I was busy all day cleaning and writing Christmas cards and baking. I had Christmas music on, but about seven I decided to create a playlist of a bunch of my favorite songs and play with Maya and focus on her rather than trying to get "one more thing" done. Marco meanwhile put the CD he just bought of kids music written by a bunch of famous musicians into the list. We were singing along and dancing and laughing. Marco and Maribel came in, and we talked and sang and listened to music and laughed and smiled. I know it lifted all of our spirits. I kept finding artists in our catalog that I hadn't heard in so long. I was like, "Oh, Matthew Kahler, Yes!" I had the weirdest mix of CSNY, Indigo Girls, Guns N Roses, Eminem, Duran Duran...it was awesome. And it all got kicked off with "Don't Worry, Be Happy" which totally makes me think of Eric Morley and being in the fifth grade. Maya really loved that tune, but, then again, who doesn't?!

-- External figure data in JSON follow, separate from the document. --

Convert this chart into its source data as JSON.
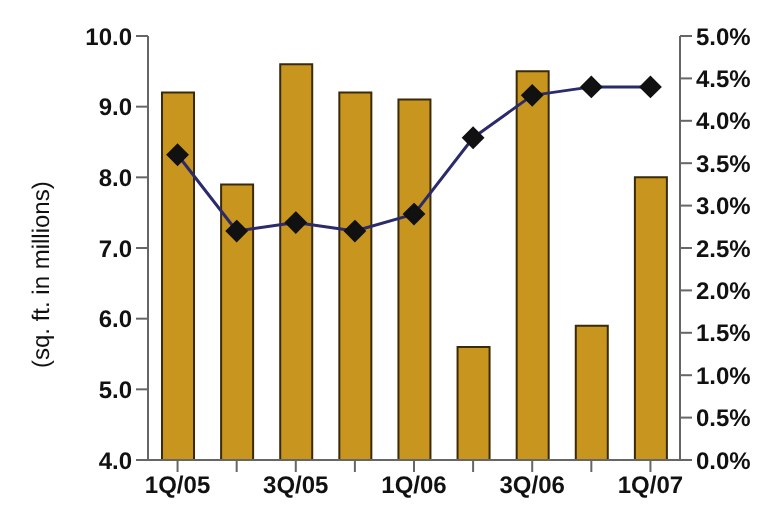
{
  "chart_data": {
    "type": "bar",
    "ylabel": "(sq. ft. in millions)",
    "categories": [
      "1Q/05",
      null,
      "3Q/05",
      null,
      "1Q/06",
      null,
      "3Q/06",
      null,
      "1Q/07"
    ],
    "series": [
      {
        "color": "#c8961e",
        "values": [
          9.2,
          7.9,
          9.6,
          9.2,
          9.1,
          5.6,
          9.5,
          5.9,
          8.0
        ]
      },
      {
        "type": "line",
        "axis": "y2",
        "color": "#2b2b6b",
        "marker": "diamond",
        "values": [
          3.6,
          2.7,
          2.8,
          2.7,
          2.9,
          3.8,
          4.3,
          4.4,
          4.4
        ]
      }
    ],
    "ylim": [
      4,
      10
    ],
    "yticks": [
      {
        "value": 4,
        "label": "4.0"
      },
      {
        "value": 5,
        "label": "5.0"
      },
      {
        "value": 6,
        "label": "6.0"
      },
      {
        "value": 7,
        "label": "7.0"
      },
      {
        "value": 8,
        "label": "8.0"
      },
      {
        "value": 9,
        "label": "9.0"
      },
      {
        "value": 10,
        "label": "10.0"
      }
    ],
    "y2lim": [
      0,
      5
    ],
    "y2ticks": [
      {
        "value": 0,
        "label": "0.0%"
      },
      {
        "value": 0.5,
        "label": "0.5%"
      },
      {
        "value": 1,
        "label": "1.0%"
      },
      {
        "value": 1.5,
        "label": "1.5%"
      },
      {
        "value": 2,
        "label": "2.0%"
      },
      {
        "value": 2.5,
        "label": "2.5%"
      },
      {
        "value": 3,
        "label": "3.0%"
      },
      {
        "value": 3.5,
        "label": "3.5%"
      },
      {
        "value": 4,
        "label": "4.0%"
      },
      {
        "value": 4.5,
        "label": "4.5%"
      },
      {
        "value": 5,
        "label": "5.0%"
      }
    ],
    "grid": false,
    "legend": false
  }
}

Well, we were winding down and listening to Matthew Kahler and the lullabies. Maya was getting super sleepy. I made some Ramen Noodles (delicious and nutritious). I was holding her, watching her watch me sing along. Then she peacefully fell asleep in my arms with her little hand resting on my chest. And it occurred to me. I'm her Mommy. I could be anyone in the world. I could be black or speak Russian or have purple hair. But to her I am the familiar. I am comfort. I am Mommy. To her it is normal to have an Aunt live in your house and to see your Grandma all the time. To her a Daddy is called Papi and has crazy black curly hair. But it could be any other way, and she could be with any other family, and they would be her familiar. It made me sad for a moment to think of giving her away and imagining how hard that must be for someone who gave a baby up for adoption - with their babies growing up with a different familiar. And then I looked down at her sweet little face and was so happy that she got placed with me, with us. To me, a baby is slightly bald and hardly cries and loves to stand all the time. To me, a baby hates to have a wet diaper. To me, the familiar is that little stinker sleeping in my bed right now. To me, a baby is a Maya.